Many men consider pregnancy support as a female responsibility. Whiles some are put off by the negative attitude of health professionals, others cite inadequate privacy that exists in the health facilities.
It is for this reason that SEND-GHANA embarked on maternal health education to educate both men and women on the importance of antenatal and the role of the men during pregnancy.
Though the situation is improving, maternal mortality rate is not. The Region has unacceptably recorded 57 maternal deaths from January to June, 2015.
The region recorded 212 maternal deaths in 2012, 99 in 2013, 66 in 2014.
This development did not excite the Northern Regional Director of the Ghana Health Service, Dr. Jacob Mahama.
According to him, expectant mothers’ apathy towards antenatal attendance has been identified as a major cause of maternal deaths in Northern region.
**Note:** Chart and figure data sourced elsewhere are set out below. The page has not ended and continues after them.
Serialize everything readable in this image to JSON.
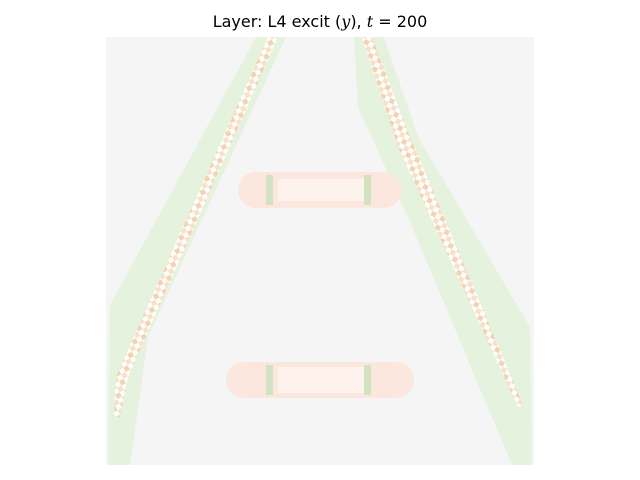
{
  "title": {
    "prefix": "Layer: L4 excit (",
    "var": "y",
    "mid": "), ",
    "tvar": "t",
    "eq": " = 200"
  },
  "colors": {
    "background": "#f5f5f5",
    "halo": "#e5f2de",
    "bar_fill": "#fbe7de",
    "bar_inner": "#fdf2ec",
    "edge_green": "#d2e3c2",
    "edge_orange": "#f6cfae"
  }
}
In addition, many women rely on Traditional Birth Attendants for delivery, instead of delivery at the hospitals.
In view of this, SEND-GHANA organized at a two day intensive maternal health training for over 45 Community Maternal Health Champions made up of TBAs, Traditional leaders, market queens, youth group leaders, Community Health volunteers selected across the region.
On his part, Mr. John Nkaw, a Programme Officer at SEND-GHANA said the organization will continue to “work with its partners to ensure that maternal deaths are reduced to the minimum.”
The training forms part of European Commission (EU) funded “Improving Maternal Health Service Delivery through Participatory Governance (IMPROVE)” project being implemented by Christian Aid and SEND-GHANA.
Dr. Mahama is of the view that, SEND-GHANA’s training of Community Champions to assist the health directorate and its development partners has the potential to overturn the situation.
The IMPROVE project is being implemented in 30 districts across Northern, Upper East and Upper West regions is in collaboration with Ghana Health Service (GHS).